Comecemos pelos factos: no próximo domingo, 24, os alemães vão dirigir-se às mesas de voto para decidir a continuidade ou não de Angela Merkel como chanceler – precisamente no mesmo dia em que, na Bundesliga, o Hannover 96 recebe o Colónia, e o Hamburgo joga no estádio do Bayer Leverkusen. Uma coincidência de acontecimentos que os eleitores franceses não devem achar estranha: quando elegeram Emmanuel Macron, em muitas assembleias de voto seguiam-se os relatos dos três jogos da Ligue 1 de futebol marcados para esse 7 de maio. Também há não muitos meses, a 4 de dezembro, os italianos votaram num referendo – que acabou por ditar a queda do governo de Matteo Renzi – em plena jornada do Calcio, incluindo um dérbi da capital, entre a Lazio e a AS Roma.
As eleições e o futebol coexistem assim, pacificamente, em muitos países de referência da Europa. Em Portugal, essa convivência, ainda recente, tornou-se um problema para a Comissão Nacional de Eleições, de tal dimensão, pelos vistos, que levou o Governo a anunciar legislação para proibir a realização de “espetáculos desportivos” em dia de eleições, como solução para combater a abstenção. Embora a medida possa ter pressupostos louváveis, é difícil acreditar que, só por si, faça com que mais portugueses se dirijam às urnas, quando passar a ser aplicada.
Nos regimes democráticos, as eleições deviam ser encaradas como os momentos mais importantes da vida coletiva do País. Poder exercer esse direito é, por si só, um privilégio –como bem sabemos ao olharmos para a nossa História não muito distante. Mas é também uma responsabilidade. Votar é, para todos os efeitos, um ato que nos compromete com a escolha que fazemos, que nos responsabiliza perante o rumo que desejamos para o nosso município ou para o País. E é também o único ato que nos dá a autoridade necessária para, no caso de nos sentirmos ludibriados ou descontentes com quem elegemos, podermos depois, com inteira propriedade, manifestar a nossa revolta.
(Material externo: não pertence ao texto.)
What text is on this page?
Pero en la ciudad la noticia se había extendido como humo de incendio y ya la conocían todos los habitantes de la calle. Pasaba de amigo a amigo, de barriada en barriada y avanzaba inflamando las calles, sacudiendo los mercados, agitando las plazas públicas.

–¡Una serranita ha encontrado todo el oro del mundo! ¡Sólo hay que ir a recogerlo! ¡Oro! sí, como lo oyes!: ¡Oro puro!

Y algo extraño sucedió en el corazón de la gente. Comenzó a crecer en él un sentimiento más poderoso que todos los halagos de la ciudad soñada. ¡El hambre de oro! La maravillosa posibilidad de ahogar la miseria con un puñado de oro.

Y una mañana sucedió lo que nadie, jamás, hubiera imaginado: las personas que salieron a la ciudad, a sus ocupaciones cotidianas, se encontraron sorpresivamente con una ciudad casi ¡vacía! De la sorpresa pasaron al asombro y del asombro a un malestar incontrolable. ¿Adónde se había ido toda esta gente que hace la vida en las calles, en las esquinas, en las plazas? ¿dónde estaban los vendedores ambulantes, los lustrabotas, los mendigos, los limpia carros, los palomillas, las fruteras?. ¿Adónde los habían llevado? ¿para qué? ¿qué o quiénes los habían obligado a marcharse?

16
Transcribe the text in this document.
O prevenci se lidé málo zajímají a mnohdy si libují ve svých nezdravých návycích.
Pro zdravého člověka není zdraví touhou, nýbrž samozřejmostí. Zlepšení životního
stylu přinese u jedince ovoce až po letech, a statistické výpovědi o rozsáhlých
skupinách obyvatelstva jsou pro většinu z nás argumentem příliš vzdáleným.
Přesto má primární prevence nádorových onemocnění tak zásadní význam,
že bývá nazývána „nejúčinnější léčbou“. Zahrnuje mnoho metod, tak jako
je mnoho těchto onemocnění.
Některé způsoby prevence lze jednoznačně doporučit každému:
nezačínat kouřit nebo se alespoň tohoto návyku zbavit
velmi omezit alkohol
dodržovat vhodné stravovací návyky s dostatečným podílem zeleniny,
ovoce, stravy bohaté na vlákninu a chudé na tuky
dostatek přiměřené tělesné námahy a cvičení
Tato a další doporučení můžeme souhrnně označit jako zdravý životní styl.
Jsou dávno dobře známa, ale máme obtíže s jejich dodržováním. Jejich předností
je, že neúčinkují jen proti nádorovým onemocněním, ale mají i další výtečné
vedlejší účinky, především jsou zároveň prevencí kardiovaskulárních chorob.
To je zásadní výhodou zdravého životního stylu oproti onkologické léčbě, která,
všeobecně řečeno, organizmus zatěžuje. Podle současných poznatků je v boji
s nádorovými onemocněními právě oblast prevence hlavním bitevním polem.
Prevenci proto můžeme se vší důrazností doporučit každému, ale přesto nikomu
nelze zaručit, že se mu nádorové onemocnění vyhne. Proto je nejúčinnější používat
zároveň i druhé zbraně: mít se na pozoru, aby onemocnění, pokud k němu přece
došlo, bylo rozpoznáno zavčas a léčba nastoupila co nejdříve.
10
Esclarecido isto, convém também acrescentar que votar é um ato absolutamente simples. Tão simples que devia ser encarado como natural. A sua transcendência não advém da solenidade do ato, mas sim da dimensão coletiva que ele ganha, quando o nosso voto, único e intransmissível, se junta ao de todos os outros membros da nossa comunidade.
O que se espera do Estado num regime democrático é que promova a participação dos cidadãos nas decisões mais importantes. A abstenção é um problema grave porque contribui para o enfraquecimento da democracia e da sociedade. Existem muitos estudos que enunciam as razões porque as pessoas desistem de votar – a coincidência da data das eleições com espetáculos desportivos é absolutamente negligenciável.
Regressemos aos factos: na Nova Zelândia, mal começaram a surgir sinais preocupantes de abstenção (31% em 2011), gerou-se um consenso partidário e não se perdeu tempo a tomar medidas. Em três anos, a abstenção desceu para 22% e, nas eleições marcadas para o próximo sábado, 23, espera-se que ainda diminua mais. A estratégia assenta em tornar a vida o mais fácil possível aos eleitores: recebem os boletins de voto pelo correio, podem votar com antecedência em mesas instaladas nas zonas onde as pessoas moram, trabalham e estudam, como universidades e centros comerciais. Para as zonas rurais mais remotas são enviadas mesas de votos móveis, bem como para hospitais e centros de idosos.
Em Portugal, por contraste, continuamos com leis eleitorais quase imutáveis há quatro décadas e uma comunicação institucional ainda assente no edital afixado à porta da câmara municipal ou do tribunal.
A abstenção não se resolve só porque se proíbem jogos de futebol no mesmo dia. Devíamos era ter, aliás, assembleias de voto nos estádios e em todos os locais onde as pessoas se concentram. Fazer do voto um momento de decisão, mas também de festa da democracia. E celebrá-lo como se fosse um golo.